I'm guessing that people saw my encounter with Jason and his crew and assumed I approached them, trying to make friends or something. That would explain why they thought I'm either ballsy enough to get involved, or stupid enough to do the same.

"Well, I'm neither, so," I say indignantly.

Stacey senses my annoyance and tries to explain. "Tessa, it's not just you that people are talking about. That skateboard stunt Jason pulled had everyone talking because it was funny. We always make a big deal out of what they do because they're bold. You just happened to be in the same class that Jason was in when he did it, so people talked about you, too. And then when they saw you with his crew, the gossip started. They don't really talk to anyone outside of their group during school. But don't worry, something new is always happening at North Shore. They'll forget all about you in a few days and move on."

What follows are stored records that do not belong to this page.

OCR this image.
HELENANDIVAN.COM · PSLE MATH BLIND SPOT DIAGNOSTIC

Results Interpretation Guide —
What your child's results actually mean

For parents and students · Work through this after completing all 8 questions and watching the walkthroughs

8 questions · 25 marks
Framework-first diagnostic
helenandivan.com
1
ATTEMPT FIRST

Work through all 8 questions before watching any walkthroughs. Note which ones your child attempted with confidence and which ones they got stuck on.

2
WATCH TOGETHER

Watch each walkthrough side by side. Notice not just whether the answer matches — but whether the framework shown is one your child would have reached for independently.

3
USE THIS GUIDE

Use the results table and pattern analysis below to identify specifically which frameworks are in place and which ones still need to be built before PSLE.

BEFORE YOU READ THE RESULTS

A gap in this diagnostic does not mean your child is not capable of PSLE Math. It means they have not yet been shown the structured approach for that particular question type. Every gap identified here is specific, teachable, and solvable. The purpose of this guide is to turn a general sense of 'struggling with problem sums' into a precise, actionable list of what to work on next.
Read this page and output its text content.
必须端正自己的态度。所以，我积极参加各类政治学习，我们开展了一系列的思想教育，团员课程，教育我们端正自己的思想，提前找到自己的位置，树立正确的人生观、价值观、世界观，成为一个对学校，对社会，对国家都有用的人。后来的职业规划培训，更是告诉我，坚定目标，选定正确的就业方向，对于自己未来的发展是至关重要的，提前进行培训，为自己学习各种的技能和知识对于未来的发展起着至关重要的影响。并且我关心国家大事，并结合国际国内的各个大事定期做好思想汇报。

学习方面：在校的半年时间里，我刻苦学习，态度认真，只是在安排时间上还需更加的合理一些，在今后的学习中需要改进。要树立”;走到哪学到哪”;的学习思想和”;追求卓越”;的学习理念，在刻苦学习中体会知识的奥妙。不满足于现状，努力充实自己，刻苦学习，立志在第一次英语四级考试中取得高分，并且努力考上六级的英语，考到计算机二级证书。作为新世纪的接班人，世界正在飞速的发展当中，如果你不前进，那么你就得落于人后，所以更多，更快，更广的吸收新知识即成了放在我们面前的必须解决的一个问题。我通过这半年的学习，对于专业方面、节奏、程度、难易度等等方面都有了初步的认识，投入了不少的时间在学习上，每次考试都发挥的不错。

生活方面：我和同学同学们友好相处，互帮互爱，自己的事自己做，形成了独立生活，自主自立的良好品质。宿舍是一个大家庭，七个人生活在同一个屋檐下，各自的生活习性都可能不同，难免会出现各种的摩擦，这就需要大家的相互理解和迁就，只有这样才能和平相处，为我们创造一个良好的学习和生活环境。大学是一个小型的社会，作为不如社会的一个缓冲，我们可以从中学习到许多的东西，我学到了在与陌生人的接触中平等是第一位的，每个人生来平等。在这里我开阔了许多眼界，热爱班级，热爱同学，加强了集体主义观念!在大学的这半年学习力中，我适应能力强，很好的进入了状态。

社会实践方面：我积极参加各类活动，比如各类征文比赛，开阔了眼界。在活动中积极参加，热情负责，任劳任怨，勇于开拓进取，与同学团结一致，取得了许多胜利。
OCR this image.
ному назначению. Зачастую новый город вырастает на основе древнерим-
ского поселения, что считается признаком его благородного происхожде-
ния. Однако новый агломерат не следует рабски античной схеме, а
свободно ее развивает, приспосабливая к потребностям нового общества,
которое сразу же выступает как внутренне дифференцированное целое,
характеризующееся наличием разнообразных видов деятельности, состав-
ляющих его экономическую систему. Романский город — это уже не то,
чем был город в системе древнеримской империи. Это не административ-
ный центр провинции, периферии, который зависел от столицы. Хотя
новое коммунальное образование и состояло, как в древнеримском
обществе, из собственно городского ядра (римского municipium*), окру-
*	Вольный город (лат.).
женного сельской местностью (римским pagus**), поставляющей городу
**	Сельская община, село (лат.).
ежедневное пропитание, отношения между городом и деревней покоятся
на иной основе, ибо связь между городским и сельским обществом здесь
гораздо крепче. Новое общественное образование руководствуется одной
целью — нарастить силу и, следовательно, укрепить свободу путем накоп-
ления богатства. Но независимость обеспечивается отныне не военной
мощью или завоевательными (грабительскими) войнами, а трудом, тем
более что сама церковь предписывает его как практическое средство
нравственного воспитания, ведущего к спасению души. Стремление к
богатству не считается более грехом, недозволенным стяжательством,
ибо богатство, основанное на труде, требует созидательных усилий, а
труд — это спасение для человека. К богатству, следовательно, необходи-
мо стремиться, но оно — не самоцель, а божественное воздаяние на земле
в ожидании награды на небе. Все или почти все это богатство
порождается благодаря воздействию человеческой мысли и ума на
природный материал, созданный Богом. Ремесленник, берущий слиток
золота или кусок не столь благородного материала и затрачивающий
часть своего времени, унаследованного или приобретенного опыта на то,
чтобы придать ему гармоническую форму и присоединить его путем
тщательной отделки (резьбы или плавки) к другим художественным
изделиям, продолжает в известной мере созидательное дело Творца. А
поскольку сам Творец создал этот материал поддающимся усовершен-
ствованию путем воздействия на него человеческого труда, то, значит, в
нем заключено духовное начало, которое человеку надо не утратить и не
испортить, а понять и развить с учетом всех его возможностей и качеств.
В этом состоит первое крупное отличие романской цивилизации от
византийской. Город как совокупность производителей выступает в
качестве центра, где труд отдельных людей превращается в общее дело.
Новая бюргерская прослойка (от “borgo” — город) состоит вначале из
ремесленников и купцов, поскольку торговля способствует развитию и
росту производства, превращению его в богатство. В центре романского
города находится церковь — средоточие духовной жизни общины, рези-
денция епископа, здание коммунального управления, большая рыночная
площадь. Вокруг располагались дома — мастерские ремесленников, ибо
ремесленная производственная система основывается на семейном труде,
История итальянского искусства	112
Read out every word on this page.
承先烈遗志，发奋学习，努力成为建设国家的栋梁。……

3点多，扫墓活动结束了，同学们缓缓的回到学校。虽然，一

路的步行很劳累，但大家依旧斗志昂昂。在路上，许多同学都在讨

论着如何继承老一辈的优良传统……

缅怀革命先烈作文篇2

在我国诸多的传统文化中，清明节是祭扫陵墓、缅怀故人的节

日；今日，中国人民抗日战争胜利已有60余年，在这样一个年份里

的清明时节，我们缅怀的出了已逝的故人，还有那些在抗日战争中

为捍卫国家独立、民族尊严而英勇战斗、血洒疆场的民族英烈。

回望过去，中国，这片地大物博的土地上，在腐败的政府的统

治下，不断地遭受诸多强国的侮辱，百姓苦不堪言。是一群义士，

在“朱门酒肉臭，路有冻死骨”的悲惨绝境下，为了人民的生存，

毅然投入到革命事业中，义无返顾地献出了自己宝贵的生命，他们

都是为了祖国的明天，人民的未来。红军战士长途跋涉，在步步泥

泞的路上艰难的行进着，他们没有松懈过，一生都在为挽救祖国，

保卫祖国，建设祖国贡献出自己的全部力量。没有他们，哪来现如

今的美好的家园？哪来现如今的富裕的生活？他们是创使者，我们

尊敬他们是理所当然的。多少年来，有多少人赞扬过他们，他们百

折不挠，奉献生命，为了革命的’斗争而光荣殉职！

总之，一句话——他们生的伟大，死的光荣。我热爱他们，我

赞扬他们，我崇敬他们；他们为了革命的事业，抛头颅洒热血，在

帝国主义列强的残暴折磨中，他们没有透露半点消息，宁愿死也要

She's trying to make me feel better, but I can hear jealousy underlying her tone. I don't mean to flatter myself, but it sounds like Stacey wants everyone to stop obsessing over me. I remember how she talked about Jason yesterday, and how she warned me to stay away. Today she sounds eager to steer the conversation away from me entirely. So that's it. She has a major crush on him and feels like I'm a threat.

My tiny but devious bad side stirs. You know, that small part of you that wants trouble for the thrill of it, for the sinfully good feeling. What if I tell her what he said about me having a nice ass, just to piss her off? I don't appreciate the shade I'm feeling from her, but I won't be mean. Yet.